Tuesday, 6 January, 2026 | 14:00 | Job Talk Seminar

Katarina Kuske (Bocconi University) "Co-Parenting and Careers after Divorce"

Katarina Kuske

Bocconi University, Italy


Abstract: Joint physical custody (co-parenting) is an increasingly popular post-divorce parenting arrangement, and while it benefits children, the economic implications for parents are theoretically ambiguous. I investigate empirically how co-parenting affects parents’ labour market outcomes after divorce, exploiting a custody reform in the Netherlands that encouraged co-parenting and increased its uptake by 7.6 percentage points among parents with young children. I find that mothers who divorce after the reform experience a 0.8% wage decline in an intention-to-treat framework relative to those divorcing before the reform, which implies an average wage loss of about 10% for compliers. This is driven by slower wage growth for mothers in the treatment group, who are less likely to move further away to access better-paid employment. The findings suggest that co-parenting ties both parents to a fixed location, reducing geographical mobility. Treated mothers also reduce their hours temporarily -- largely due to rising overtime in the control group -- while fathers’ wages and hours remain unaffected.
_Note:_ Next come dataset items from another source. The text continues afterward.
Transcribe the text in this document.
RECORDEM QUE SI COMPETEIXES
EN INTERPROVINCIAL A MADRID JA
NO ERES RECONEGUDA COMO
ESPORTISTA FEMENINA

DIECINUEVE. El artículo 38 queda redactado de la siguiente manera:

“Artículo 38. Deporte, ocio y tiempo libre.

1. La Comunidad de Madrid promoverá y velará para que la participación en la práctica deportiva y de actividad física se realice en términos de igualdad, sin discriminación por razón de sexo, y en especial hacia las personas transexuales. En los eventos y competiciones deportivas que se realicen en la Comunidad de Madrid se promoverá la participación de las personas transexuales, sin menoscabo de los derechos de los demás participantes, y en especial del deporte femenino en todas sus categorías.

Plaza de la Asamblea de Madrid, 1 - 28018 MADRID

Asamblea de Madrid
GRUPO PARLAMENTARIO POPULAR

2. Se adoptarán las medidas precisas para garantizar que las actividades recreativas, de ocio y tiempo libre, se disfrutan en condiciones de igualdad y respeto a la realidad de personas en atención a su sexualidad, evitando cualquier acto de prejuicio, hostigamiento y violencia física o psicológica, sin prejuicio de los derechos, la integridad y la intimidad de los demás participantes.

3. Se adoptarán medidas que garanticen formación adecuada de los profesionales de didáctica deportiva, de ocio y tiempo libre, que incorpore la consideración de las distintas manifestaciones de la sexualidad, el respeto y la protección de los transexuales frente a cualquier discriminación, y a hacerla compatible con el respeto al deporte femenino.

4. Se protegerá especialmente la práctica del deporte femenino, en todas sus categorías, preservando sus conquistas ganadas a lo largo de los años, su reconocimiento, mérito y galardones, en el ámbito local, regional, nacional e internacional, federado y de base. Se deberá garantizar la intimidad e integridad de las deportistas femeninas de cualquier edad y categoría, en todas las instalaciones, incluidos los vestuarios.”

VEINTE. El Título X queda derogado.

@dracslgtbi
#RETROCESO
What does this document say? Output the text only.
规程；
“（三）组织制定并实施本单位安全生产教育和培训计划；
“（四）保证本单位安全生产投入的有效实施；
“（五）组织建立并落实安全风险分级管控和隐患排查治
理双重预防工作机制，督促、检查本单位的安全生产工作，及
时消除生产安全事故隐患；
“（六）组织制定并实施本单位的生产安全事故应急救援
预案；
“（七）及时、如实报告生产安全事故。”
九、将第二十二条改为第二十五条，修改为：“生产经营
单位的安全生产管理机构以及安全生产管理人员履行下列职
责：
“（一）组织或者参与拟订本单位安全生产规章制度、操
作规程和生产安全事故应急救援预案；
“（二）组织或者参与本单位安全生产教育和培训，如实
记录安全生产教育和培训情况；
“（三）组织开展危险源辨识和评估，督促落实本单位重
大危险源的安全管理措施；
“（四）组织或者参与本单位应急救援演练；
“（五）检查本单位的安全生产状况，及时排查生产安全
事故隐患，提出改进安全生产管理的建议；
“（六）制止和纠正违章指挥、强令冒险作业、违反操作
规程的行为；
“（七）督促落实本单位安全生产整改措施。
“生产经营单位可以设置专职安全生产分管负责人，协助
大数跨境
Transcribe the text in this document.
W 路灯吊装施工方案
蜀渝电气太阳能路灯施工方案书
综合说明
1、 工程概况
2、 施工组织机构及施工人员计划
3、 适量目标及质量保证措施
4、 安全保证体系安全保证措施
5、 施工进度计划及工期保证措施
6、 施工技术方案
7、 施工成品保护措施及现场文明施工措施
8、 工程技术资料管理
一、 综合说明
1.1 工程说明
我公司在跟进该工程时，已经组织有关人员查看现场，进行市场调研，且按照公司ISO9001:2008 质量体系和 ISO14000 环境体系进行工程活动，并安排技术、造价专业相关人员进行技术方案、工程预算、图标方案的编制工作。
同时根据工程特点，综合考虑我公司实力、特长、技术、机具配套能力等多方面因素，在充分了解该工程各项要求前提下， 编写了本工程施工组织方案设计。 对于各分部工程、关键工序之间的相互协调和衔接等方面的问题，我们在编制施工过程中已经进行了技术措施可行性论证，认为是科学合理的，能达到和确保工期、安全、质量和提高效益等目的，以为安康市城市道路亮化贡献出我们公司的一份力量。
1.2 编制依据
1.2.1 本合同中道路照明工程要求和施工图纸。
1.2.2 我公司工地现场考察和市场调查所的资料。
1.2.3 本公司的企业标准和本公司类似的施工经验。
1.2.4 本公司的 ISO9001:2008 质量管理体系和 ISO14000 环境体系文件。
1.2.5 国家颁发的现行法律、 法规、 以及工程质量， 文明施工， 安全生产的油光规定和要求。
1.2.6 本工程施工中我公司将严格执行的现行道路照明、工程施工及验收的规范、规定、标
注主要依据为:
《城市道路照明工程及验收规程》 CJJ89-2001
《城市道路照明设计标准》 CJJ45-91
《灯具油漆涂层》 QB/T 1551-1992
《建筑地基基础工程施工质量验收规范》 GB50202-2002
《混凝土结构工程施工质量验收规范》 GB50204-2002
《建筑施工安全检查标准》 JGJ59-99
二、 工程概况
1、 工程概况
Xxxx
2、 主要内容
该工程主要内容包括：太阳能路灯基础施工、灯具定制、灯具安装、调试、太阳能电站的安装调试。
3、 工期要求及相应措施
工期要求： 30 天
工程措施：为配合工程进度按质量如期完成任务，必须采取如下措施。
The wage penalty is concentrated among mothers who were secondary earners during marriage and younger at the time of divorce. These patterns are consistent with couples placing greater weight on the primary earner’s career when making location decisions, which makes the post-divorce location constraint under co-parenting bind more tightly for mothers than fathers, thereby widening the gender wage gap. My results indicate an efficiency cost of location constraints under co-parenting.